In an era of systemic crisis and of global critiques of the unsustainable perpetuation of capitalism, Pervasive Powers: The Politics of Corporate Authority critically questions the conditions for the maintenance and expansion of corporate power. The book explores empirical case studies in the realms of finance, urban policies, automobile safety, environmental risk, agriculture, and food in western democracies. It renews understanding of the power of big business, focusing on how the study of temporalities, of multi-sited influence and of sociotechnical tools is crucial to an analysis of the evolution of corporate authority.

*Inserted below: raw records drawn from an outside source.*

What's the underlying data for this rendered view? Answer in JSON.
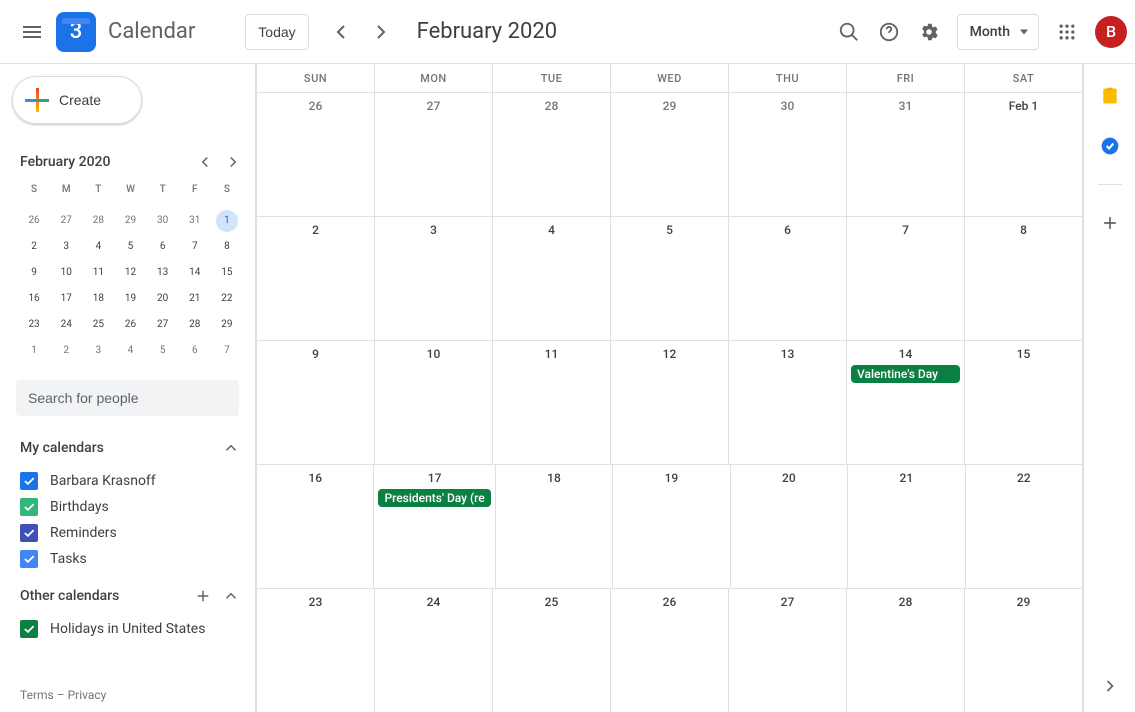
{
  "header": {
    "logo_day": "3",
    "app_name": "Calendar",
    "today_label": "Today",
    "title": "February 2020",
    "view_label": "Month",
    "avatar_letter": "B"
  },
  "sidebar": {
    "create_label": "Create",
    "mini_title": "February 2020",
    "dow": [
      "S",
      "M",
      "T",
      "W",
      "T",
      "F",
      "S"
    ],
    "mini_weeks": [
      [
        {
          "n": "26",
          "other": true
        },
        {
          "n": "27",
          "other": true
        },
        {
          "n": "28",
          "other": true
        },
        {
          "n": "29",
          "other": true
        },
        {
          "n": "30",
          "other": true
        },
        {
          "n": "31",
          "other": true
        },
        {
          "n": "1",
          "sel": true
        }
      ],
      [
        {
          "n": "2"
        },
        {
          "n": "3"
        },
        {
          "n": "4"
        },
        {
          "n": "5"
        },
        {
          "n": "6"
        },
        {
          "n": "7"
        },
        {
          "n": "8"
        }
      ],
      [
        {
          "n": "9"
        },
        {
          "n": "10"
        },
        {
          "n": "11"
        },
        {
          "n": "12"
        },
        {
          "n": "13"
        },
        {
          "n": "14"
        },
        {
          "n": "15"
        }
      ],
      [
        {
          "n": "16"
        },
        {
          "n": "17"
        },
        {
          "n": "18"
        },
        {
          "n": "19"
        },
        {
          "n": "20"
        },
        {
          "n": "21"
        },
        {
          "n": "22"
        }
      ],
      [
        {
          "n": "23"
        },
        {
          "n": "24"
        },
        {
          "n": "25"
        },
        {
          "n": "26"
        },
        {
          "n": "27"
        },
        {
          "n": "28"
        },
        {
          "n": "29"
        }
      ],
      [
        {
          "n": "1",
          "other": true
        },
        {
          "n": "2",
          "other": true
        },
        {
          "n": "3",
          "other": true
        },
        {
          "n": "4",
          "other": true
        },
        {
          "n": "5",
          "other": true
        },
        {
          "n": "6",
          "other": true
        },
        {
          "n": "7",
          "other": true
        }
      ]
    ],
    "search_placeholder": "Search for people",
    "my_calendars_label": "My calendars",
    "my_calendars": [
      {
        "label": "Barbara Krasnoff",
        "color": "#1a73e8"
      },
      {
        "label": "Birthdays",
        "color": "#33b679"
      },
      {
        "label": "Reminders",
        "color": "#3f51b5"
      },
      {
        "label": "Tasks",
        "color": "#4285f4"
      }
    ],
    "other_calendars_label": "Other calendars",
    "other_calendars": [
      {
        "label": "Holidays in United States",
        "color": "#0b8043"
      }
    ],
    "terms_label": "Terms",
    "privacy_label": "Privacy"
  },
  "grid": {
    "dow": [
      "SUN",
      "MON",
      "TUE",
      "WED",
      "THU",
      "FRI",
      "SAT"
    ],
    "weeks": [
      [
        {
          "n": "26",
          "other": true
        },
        {
          "n": "27",
          "other": true
        },
        {
          "n": "28",
          "other": true
        },
        {
          "n": "29",
          "other": true
        },
        {
          "n": "30",
          "other": true
        },
        {
          "n": "31",
          "other": true
        },
        {
          "n": "Feb 1"
        }
      ],
      [
        {
          "n": "2"
        },
        {
          "n": "3"
        },
        {
          "n": "4"
        },
        {
          "n": "5"
        },
        {
          "n": "6"
        },
        {
          "n": "7"
        },
        {
          "n": "8"
        }
      ],
      [
        {
          "n": "9"
        },
        {
          "n": "10"
        },
        {
          "n": "11"
        },
        {
          "n": "12"
        },
        {
          "n": "13"
        },
        {
          "n": "14",
          "events": [
            {
              "title": "Valentine's Day"
            }
          ]
        },
        {
          "n": "15"
        }
      ],
      [
        {
          "n": "16"
        },
        {
          "n": "17",
          "events": [
            {
              "title": "Presidents' Day (re"
            }
          ]
        },
        {
          "n": "18"
        },
        {
          "n": "19"
        },
        {
          "n": "20"
        },
        {
          "n": "21"
        },
        {
          "n": "22"
        }
      ],
      [
        {
          "n": "23"
        },
        {
          "n": "24"
        },
        {
          "n": "25"
        },
        {
          "n": "26"
        },
        {
          "n": "27"
        },
        {
          "n": "28"
        },
        {
          "n": "29"
        }
      ]
    ]
  }
}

Drawing on different literatures, ranging from research on business associations and global governance to that on the social production of ignorance or on corporate crime, this book aims at contributing to existing works on the capacity of corporations to rule the world. Unlike approaches focused on economic elites and on the political activities of firms, it goes beyond analysis of the power of corporations to influence policy-making to depict their unprecedented capacity to transform and shape the social world. Operating in numerous social spaces and mobilizing a wide range of strategies, corporate organizations have acquired the pervasive power to act far beyond mere spaces of regulation and government.
Based on contributions from historians, science and technology studies scholars, sociologists and political scientists, this book will be of great interest to researchers, academics and students who wish to understand how corporations exert a pervasive influence on public policies, and to NGOs and regulatory agencies.